How on earth is it lazy to instill a bit of self-sufficiency in your DC? Numerous posters on this thread have said their 5yo can manage this with a bit of checking. Mine included. It's not lazy in the slightest - there's very few parents of small children who are lazy! It's nigh on impossible unless you're literally neglectful.

Fairunibutterfly · 03/01/2022 11:25

@RockinHorseShit

saraclara Doing everything for your child is lazier than teaching them

Exactly. And results in the same people posting here a decade later about their teenagers being helpless.

Sigh Confused

Why is the opposite of not leaving still quite small kids to packing for themselves "doing everything for them" it isn't. Teaching them involves showing them how & supervising them doing it until they get it right & do it alone. Why is that so bloody hard to understand. We are not mollycoddling our kids, we are accepting that they are not yet fully developed adults & so need help from time to time, surely that is how We teach them & how to do it properly & easily.Confused

I've said earlier that my DD couldn't at 5, but would be better by 8 but not perfect. That's not because she couldn't get her head around choosing & packing, she could, she's just too fashion orientated, since about 16 months old.
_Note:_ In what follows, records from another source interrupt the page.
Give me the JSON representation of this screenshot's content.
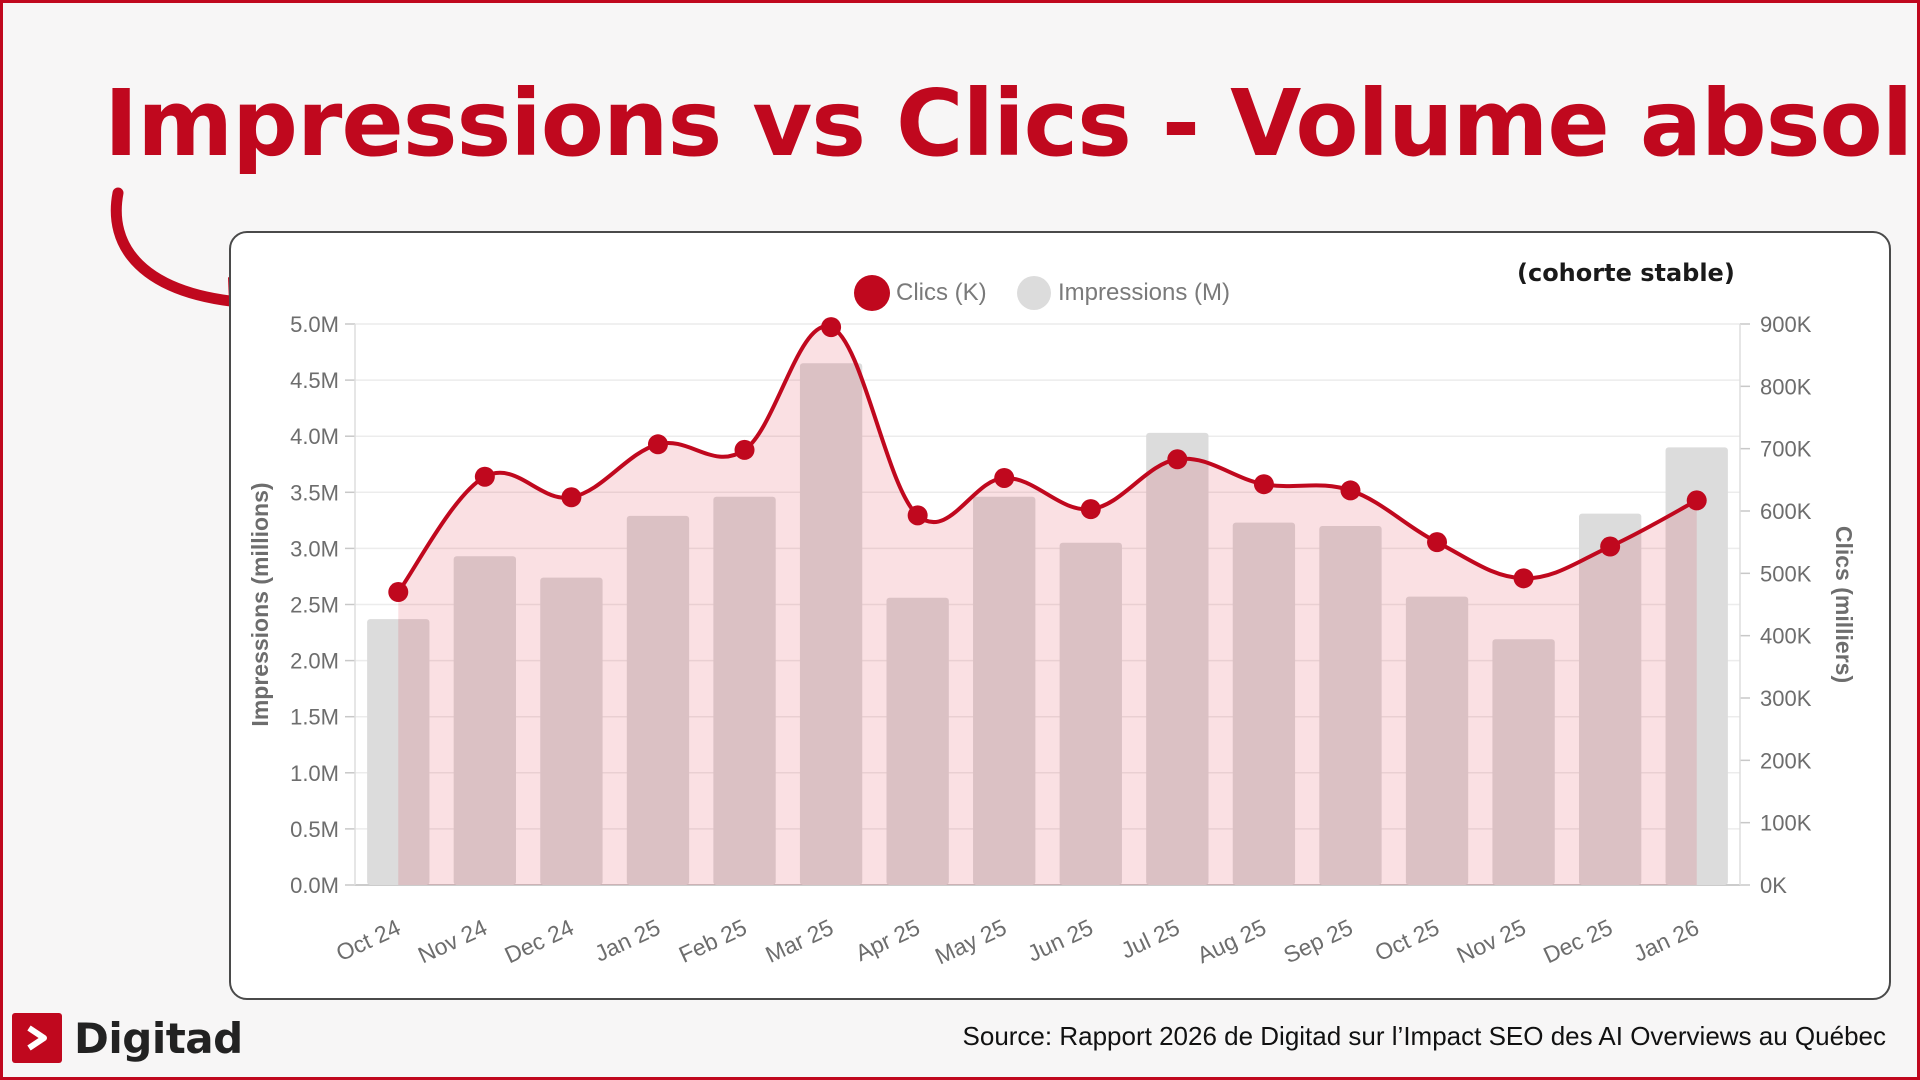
{
  "page": {
    "title": "Impressions vs Clics - Volume absolu",
    "subtitle": "(cohorte stable)",
    "source": "Source: Rapport 2026 de Digitad sur l’Impact SEO des AI Overviews au Québec",
    "brand": "Digitad",
    "colors": {
      "accent": "#c0081e",
      "bars": "#dcdcdc",
      "area": "#f8e3e5"
    }
  },
  "chart_data": {
    "type": "bar",
    "categories": [
      "Oct 24",
      "Nov 24",
      "Dec 24",
      "Jan 25",
      "Feb 25",
      "Mar 25",
      "Apr 25",
      "May 25",
      "Jun 25",
      "Jul 25",
      "Aug 25",
      "Sep 25",
      "Oct 25",
      "Nov 25",
      "Dec 25",
      "Jan 26"
    ],
    "series": [
      {
        "name": "Impressions (M)",
        "type": "bar",
        "axis": "left",
        "values": [
          2.37,
          2.93,
          2.74,
          3.29,
          3.46,
          4.65,
          2.56,
          3.46,
          3.05,
          4.03,
          3.23,
          3.2,
          2.57,
          2.19,
          3.31,
          3.9
        ]
      },
      {
        "name": "Clics (K)",
        "type": "line",
        "axis": "right",
        "values": [
          470,
          655,
          622,
          707,
          698,
          895,
          593,
          653,
          603,
          683,
          643,
          633,
          550,
          492,
          543,
          617
        ]
      }
    ],
    "y_left": {
      "label": "Impressions (millions)",
      "range": [
        0,
        5
      ],
      "ticks": [
        "0.0M",
        "0.5M",
        "1.0M",
        "1.5M",
        "2.0M",
        "2.5M",
        "3.0M",
        "3.5M",
        "4.0M",
        "4.5M",
        "5.0M"
      ]
    },
    "y_right": {
      "label": "Clics (milliers)",
      "range": [
        0,
        900
      ],
      "ticks": [
        "0K",
        "100K",
        "200K",
        "300K",
        "400K",
        "500K",
        "600K",
        "700K",
        "800K",
        "900K"
      ]
    },
    "legend": {
      "placement": "top-center"
    },
    "grid": true
  }
}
My leaving her to it & saying pack an overnight bag of xyz, didn't mean she can't, it meant she couldn't be trusted to concentrate on task without supervision. Or perhaps in her case, concentrates too much on task as she'd have a fashion parade trying on outfits & prancing in front of the mirror deciding & then leave a heap on the floor, so her room would be a bomb site for the sake of an overnight bag. My supervising, but letting her do for herself got it done in a timely manner without the mess her teen self is exactly the bloody same & can't get dressed without a fashion parade first

I may be speaking out of turn here but I imagine the replies are more to those who have just flat out said parents should just pack for the kids. At least those were the posts I was shocked about.

What you’ve suggested is the way to get them to be independent, I.e start by supervising and then they’ll start doing it by themselves as they grow.

Again, there’s a difference between capability and kids actually wanting to do it. In my experience, given the chance they are more capable than we think. However they are still kids so prone to mess around or make a fuss about having to do it without incentive.

sweetbellyhigh · 03/01/2022 11:29

@liveforsummer

Competitive? 😆 No competition there just an example of what 8 year olds can easily do if given the chance. Yours could do it as well, I'm not saying mine is better. Yours could also put some clothes in a bag if given the chance.